# how do i replaced drivers side motor mount?



## nmaranta (Mar 19, 2009)

please help. i got the passenger side mount in, but cant get enough room to replace the drivers side motor mount. anyone have good instructions for this repair?


----------



## GLS-S4 (Jun 6, 2005)

*Re: how do i replaced drivers side motor mount? (nmaranta)*

034 has a pretty good write-up
http://www.034motorsport.com/B...Y.pdf


----------



## nmaranta (Mar 19, 2009)

*Re: how do i replaced drivers side motor mount? (GLS-S4)*

THANKS FOR THE INFO. BUT THOSE WORM INSTRUCTIONS ARE FOR THE 4 CYLINDER ENGINE. I CANT FIND ANY INFO FOR THE B5 S4 2.7 MOTOR


----------



## GLS-S4 (Jun 6, 2005)

*Re: how do i replaced drivers side motor mount? (nmaranta)*

Sorry about that... was just parusing their site and assumed they were talking 2.7T.
What are you specifically having trouble with on the driver side ?


----------



## nmaranta (Mar 19, 2009)

*Re: how do i replaced drivers side motor mount? (GLS-S4)*

I cant get to the top motor mount bolt because the turbo intake pipe is sitting right on top of it. ive loosened to pipe, but theres not enough room to move it to the side or remove it completely


----------



## GLS-S4 (Jun 6, 2005)

*Re: how do i replaced drivers side motor mount? (nmaranta)*

Could try pulling the inlet tube.
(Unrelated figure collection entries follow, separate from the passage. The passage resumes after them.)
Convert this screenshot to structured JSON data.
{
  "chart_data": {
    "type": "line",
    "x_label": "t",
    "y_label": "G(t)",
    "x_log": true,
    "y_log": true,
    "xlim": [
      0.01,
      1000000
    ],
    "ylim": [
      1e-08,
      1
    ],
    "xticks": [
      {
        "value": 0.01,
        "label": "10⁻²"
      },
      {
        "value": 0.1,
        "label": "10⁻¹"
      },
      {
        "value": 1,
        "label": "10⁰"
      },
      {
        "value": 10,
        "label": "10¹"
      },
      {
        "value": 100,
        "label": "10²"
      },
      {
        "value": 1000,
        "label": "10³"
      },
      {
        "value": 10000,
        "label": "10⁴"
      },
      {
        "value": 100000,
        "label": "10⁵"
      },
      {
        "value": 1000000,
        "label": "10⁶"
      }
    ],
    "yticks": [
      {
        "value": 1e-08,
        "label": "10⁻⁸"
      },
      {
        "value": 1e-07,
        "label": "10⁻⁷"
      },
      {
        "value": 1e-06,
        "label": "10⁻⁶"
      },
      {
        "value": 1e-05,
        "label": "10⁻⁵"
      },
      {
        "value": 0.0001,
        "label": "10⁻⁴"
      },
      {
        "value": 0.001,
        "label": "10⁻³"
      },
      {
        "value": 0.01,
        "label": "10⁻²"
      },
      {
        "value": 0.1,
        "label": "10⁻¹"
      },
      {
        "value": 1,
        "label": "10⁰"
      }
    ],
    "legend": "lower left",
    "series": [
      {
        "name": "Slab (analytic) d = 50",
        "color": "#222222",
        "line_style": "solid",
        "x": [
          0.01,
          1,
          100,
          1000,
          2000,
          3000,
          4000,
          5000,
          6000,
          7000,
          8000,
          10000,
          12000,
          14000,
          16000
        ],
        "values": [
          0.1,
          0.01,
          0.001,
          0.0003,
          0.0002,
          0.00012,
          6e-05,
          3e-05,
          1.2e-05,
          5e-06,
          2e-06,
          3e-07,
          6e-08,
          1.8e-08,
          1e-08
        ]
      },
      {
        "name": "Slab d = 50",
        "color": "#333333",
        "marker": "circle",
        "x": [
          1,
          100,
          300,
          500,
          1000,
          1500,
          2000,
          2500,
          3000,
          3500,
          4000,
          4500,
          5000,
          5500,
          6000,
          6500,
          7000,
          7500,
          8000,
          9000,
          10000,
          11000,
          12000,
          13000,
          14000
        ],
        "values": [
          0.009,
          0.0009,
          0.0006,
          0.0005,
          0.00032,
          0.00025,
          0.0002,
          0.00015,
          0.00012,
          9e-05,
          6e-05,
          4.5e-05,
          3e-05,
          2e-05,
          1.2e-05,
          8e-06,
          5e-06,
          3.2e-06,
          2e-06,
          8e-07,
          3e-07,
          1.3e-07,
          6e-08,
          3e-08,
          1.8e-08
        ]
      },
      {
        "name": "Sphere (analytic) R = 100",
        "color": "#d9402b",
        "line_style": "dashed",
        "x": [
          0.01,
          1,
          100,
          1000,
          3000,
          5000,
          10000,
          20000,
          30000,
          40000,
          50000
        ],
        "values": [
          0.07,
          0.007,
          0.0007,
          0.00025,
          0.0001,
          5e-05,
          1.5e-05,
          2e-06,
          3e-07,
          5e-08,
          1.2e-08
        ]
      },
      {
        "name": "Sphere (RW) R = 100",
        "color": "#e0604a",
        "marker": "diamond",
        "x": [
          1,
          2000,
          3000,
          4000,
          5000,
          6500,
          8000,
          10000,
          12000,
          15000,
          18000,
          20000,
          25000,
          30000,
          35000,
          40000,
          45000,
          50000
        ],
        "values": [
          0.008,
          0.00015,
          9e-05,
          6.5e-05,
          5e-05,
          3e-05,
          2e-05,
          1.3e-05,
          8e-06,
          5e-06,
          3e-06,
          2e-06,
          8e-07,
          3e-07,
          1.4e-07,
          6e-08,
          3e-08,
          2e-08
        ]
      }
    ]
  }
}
Obviously it's easier with drivetrain out.


----------



## nmaranta (Mar 19, 2009)

*Re: how do i replaced drivers side motor mount? (GLS-S4)*

ANY TRICK TO GETTING THE DRIVERS SIDE INLET TUBE OUT WITHOUT YANKING ENGINE?


----------



## GLS-S4 (Jun 6, 2005)

*Re: how do i replaced drivers side motor mount? (nmaranta)*

Does the pic help? Your choices are the bracket or the inlet tube bolt just above the mount that needs to be moved.


----------



## nmaranta (Mar 19, 2009)

*Re: how do i replaced drivers side motor mount? (nmaranta)*

got it finally! necessary to remove both ac compressor lines and move out of the way, unbolt wastegate and swing out of way as far as linkage would allow. then i could jack the motor up and wedge the turbo inlet pipe up between the cylinder head and frame rail enough to get a socket on the top motor mount bolt. from there, it was a piece of cake. thanks guys


----------